Chris Grayling 2010 square An interesting welfare reform story was shut in behind the new Times paywall this morning.  We linked to it earlier today, but many people won't want to pay to read the Times.  I'll give a brief summary of the main facts.

A Professor who advised the last Government wants the new one to junk reforms he helped to design.  Paul Gregg, a Bristol University academic, says that it would be "scary" to move up to 2.5 million incapacity benefit (IB) claimants on to the new employment and support allowance (ESA) in October.  All new claimants have had to apply for ESA, which includes a work capability test, since October 2008.  The benefit is essentially a payment of last resort for those who are genuinely incapable of working.

Atos Healthcare, the company which carries out the tests, doesn't see eye to eye with the appeals tribunals.  Atos finds that only 18% of claimants are eligible for ESA.  39% are judged fit for work and placed on jobseeker's allowance (JSA).  The rest drop out during the process.  Of the 39%, a third appeal, and 40% of those who appeal without legal advice win: for those who appeal with legal advice, the success rate rises to 70%.

Atos is dealing with about 50,000 cases a month, but a backlog's building up: 66 per cent of appeals miss the target time of 14 weeks.  According to the Times, thousands of vulnerable people with terminal cancer, Parkinson’s disease, multiple sclerosis and clinical depression have had their applications rejected and been told to look for work.  The paper also notes that "There is evidence...that many employers are not interested in taking on people who have been claiming for years."

Some will back Atos up, arguing that the tests indicate that under one in five of those assessed should have been on IB in the first place.  They'll look with special interest at the 43% who simply drop off the benefit.  Others will read that last figure in a different way, and protest that people in need are being unjustly pushed off public benefits by private contractors.  They'll read the tribunal success rate as an indictment of Atos.  Others will counter-maintain that the tribunals are soft, and suggest that if lawyers can up the appeal success rate by 30 per cent, then the law needs re-examining.
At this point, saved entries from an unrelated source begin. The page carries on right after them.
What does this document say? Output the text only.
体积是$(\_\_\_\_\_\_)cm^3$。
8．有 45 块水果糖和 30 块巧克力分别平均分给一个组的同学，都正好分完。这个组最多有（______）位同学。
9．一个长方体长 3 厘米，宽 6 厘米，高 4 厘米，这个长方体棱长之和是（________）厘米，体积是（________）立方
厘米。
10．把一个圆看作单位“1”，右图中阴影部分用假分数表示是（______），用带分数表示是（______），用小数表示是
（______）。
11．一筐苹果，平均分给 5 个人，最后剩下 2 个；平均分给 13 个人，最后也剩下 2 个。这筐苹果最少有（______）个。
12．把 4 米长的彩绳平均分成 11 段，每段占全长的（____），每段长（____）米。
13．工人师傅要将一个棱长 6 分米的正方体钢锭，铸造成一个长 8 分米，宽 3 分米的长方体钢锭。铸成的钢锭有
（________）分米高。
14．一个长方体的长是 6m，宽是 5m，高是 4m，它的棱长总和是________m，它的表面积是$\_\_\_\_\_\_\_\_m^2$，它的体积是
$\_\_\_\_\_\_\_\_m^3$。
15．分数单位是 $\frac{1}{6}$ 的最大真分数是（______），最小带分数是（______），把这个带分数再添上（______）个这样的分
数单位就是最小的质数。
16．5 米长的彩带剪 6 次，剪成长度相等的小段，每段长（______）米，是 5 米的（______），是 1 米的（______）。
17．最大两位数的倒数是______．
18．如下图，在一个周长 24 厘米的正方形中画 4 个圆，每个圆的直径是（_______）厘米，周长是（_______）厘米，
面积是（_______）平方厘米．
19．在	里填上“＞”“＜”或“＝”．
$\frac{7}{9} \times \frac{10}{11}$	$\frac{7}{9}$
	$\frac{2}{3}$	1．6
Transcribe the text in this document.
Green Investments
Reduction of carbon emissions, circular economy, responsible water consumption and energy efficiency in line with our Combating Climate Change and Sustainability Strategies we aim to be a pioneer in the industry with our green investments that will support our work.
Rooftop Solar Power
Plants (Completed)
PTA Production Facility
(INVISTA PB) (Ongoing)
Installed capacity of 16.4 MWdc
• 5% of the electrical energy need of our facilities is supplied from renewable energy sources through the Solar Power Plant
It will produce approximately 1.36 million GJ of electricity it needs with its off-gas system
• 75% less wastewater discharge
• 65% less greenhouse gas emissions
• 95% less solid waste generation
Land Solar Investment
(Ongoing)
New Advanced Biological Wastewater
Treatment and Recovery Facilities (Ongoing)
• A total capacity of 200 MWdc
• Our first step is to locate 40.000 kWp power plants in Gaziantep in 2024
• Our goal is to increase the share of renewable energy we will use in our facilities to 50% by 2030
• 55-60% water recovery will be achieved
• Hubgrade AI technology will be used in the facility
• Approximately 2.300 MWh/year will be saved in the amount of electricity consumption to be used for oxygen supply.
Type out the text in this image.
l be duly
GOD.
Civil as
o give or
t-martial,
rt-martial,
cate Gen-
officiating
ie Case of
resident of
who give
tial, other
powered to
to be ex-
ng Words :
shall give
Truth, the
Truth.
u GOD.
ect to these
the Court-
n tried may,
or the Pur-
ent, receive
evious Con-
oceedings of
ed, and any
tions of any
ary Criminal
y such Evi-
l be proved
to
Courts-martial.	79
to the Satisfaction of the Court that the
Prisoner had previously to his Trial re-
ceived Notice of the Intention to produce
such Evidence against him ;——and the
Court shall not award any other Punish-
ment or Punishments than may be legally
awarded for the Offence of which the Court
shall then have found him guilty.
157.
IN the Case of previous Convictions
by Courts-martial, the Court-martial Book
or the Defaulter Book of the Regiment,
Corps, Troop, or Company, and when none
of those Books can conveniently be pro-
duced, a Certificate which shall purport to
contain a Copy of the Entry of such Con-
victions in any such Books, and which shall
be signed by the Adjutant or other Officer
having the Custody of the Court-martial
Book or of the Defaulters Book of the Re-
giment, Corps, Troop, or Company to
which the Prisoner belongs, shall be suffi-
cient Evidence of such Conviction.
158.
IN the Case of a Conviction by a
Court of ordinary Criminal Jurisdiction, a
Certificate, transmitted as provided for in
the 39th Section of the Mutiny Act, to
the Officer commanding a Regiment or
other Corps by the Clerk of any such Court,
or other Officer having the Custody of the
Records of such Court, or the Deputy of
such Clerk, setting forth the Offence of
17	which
It's worth emphasising that the ESA is not, repeat not, a product of the Coalition (which hasn't had time to implement major welfare changes yet).  Instead, it was promoted vigorously by James Purnell, the former Labour Work and Pensions Secretary.  I was on the Work and Pensions Select Committee with Purnell during the Parliament before last, and he took a cool, dry-eyed, private sector-friendly view of how IB should be reformed.

The new Government evidently thinks that the ESA criteria were drawn up too hastily, at least in some cases.  There's to be a review of the tests.  Changes to it have already been made this week, including allowing people with cancer awaiting chemotherapy treatment to be allowed to go on to the benefit.  Chris Grayling's quoted as saying that Gregg's advice will in effect be rejected.  He's key to making welfare reform work, having taken a special interest in IB reform when he shadowed Purnell.

I worked on the Party's welfare-to-work programme before the 2005 election.  We found then that polling suggested that a big slice of IB recipients wanted to work.  They didn't both because benefit withdrawal didn't make work worthwhile, and because once parked on IB they lost the contacts, skills and drive to get into work and stay there.  The state agencies were often worse than useless at solving the problem.  Such organisations as the Shaw Trust had a better track record.

As so often, the private, voluntary and charitable sectors hold the key to saving costs and helping people - if, and it's a big "if", Iain Duncan Smith and Grayling can get benefits reform right.